Berbeda dengan orang yang berbaring di tanah, orang yang berdiri tidak memiliki luka apa pun, dan bahkan pakaiannya masih bersih. Dia tidak lain adalah Murid Pribadi Pertama dari pemimpin sekte Gazebo Bunga Melayang, Zhao Xuanhe.
“Zhao Xuanhe, aku tidak menyangka kau telah menguasai Sensasi Transformasi Naga tingkat tiga. Aku bukan tandinganmu.”
Orang yang terbaring di tanah itu memaksakan diri untuk duduk sambil berbicara dengan suara lemah.
“Pemenangnya sudah ditentukan. Zhao Xuanhe benar-benar tidak mengecewakan kita.”
“Hasil pertarungan sudah ditentukan sejak awal.”
“Selamat, Ketua Sekte Xu.”
Banyak dari mereka yang hadir di kastil menoleh ke arah ketua sekte Gazebo Bunga Melayang dan mengucapkan selamat.
Mereka tahu bahwa ketua sekte Gazebo Bunga Melayang sangat menyayangi Zhao Xuanhe.

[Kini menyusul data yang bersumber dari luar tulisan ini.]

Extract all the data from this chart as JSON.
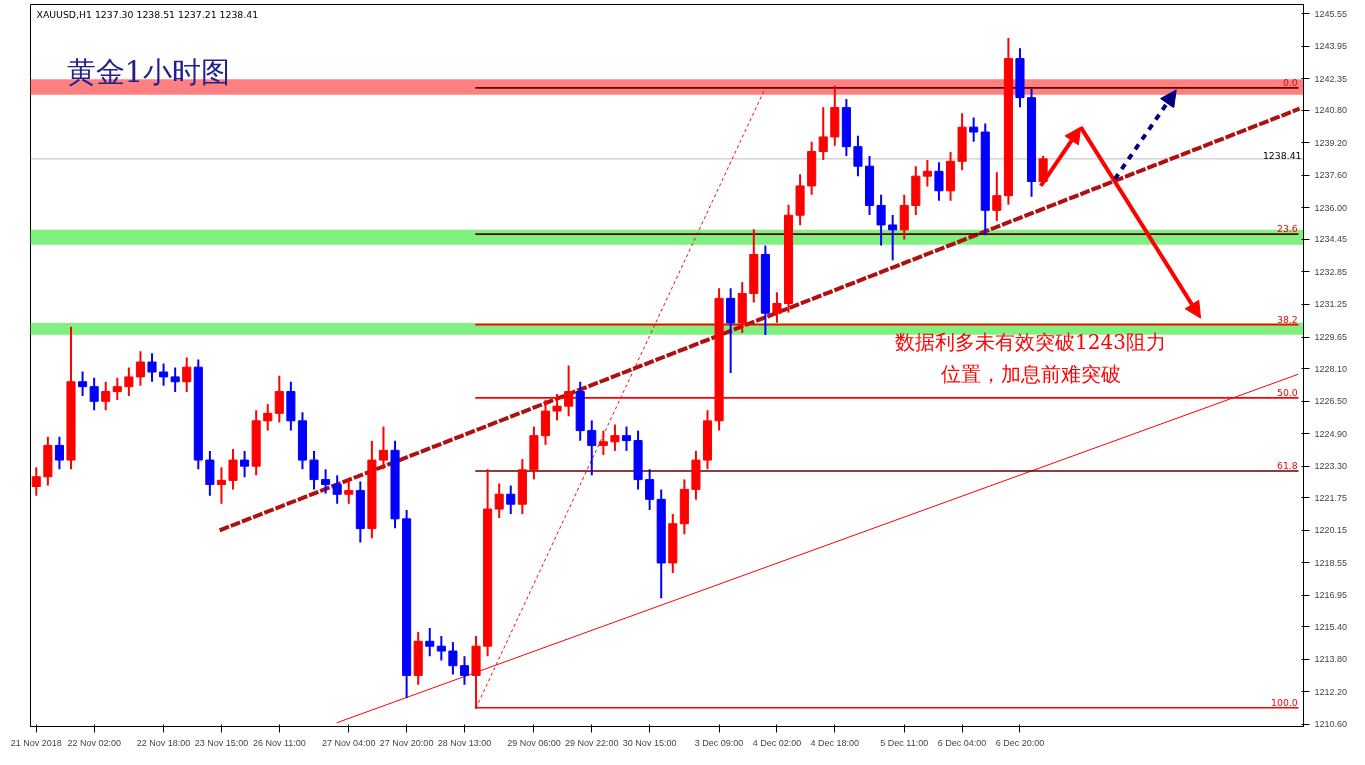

Meskipun Zhao Xuanhe hanyalah salah satu muridnya, tampaknya ia berniat untuk mendidik Zhao Xuanhe sebagai penerusnya.
“Tapi kenapa kotak harta karun itu belum terbuka?”
Tak lama kemudian, pandangan orang banyak tertuju pada kotak tembaga yang melayang di atas arena duel.
Sekilas tampak biasa saja, tetapi sangat menarik perhatian. Harta karun yang disiapkan oleh Grandmaster Bijaksana berada di dalam kotak tembaga itu.
Berdasarkan apa yang mereka ketahui, begitu pemenang turnamen ditentukan, kotak harta karun itu akan terbuka dengan sendirinya. Namun, kenyataan bahwa kotak itu belum terbuka membuat banyak orang merasa sangat bingung.
“Fakta bahwa kotak harta karun itu belum terbuka berarti seseorang sedang menantang Kerajaan Kematian. Mari kita tunggu sebentar lagi,” Grandmaster Bijaksana angkat bicara dan menjawab keraguan semua orang.
“Seseorang menantang Kerajaan Kematian? Siapa dia?”
Orang banyak terkejut mendengar kata-kata itu.
Bahkan Zhao Xuanhe pun mengalihkan pandangannya ke tepi arena duel, tempat gerbang formasi yang berfungsi sebagai pintu keluar Kerajaan Kematian berada.
Jika seseorang berhasil melewati Kerajaan Kematian, dia akan muncul dari gerbang formasi tersebut.
Secara kebetulan, tepat ketika pandangan Zhao Xuanhe tertuju pada gerbang formasi, gerbang formasi itu tiba-tiba sedikit bergetar, dan sesosok bayangan keluar dari dalamnya.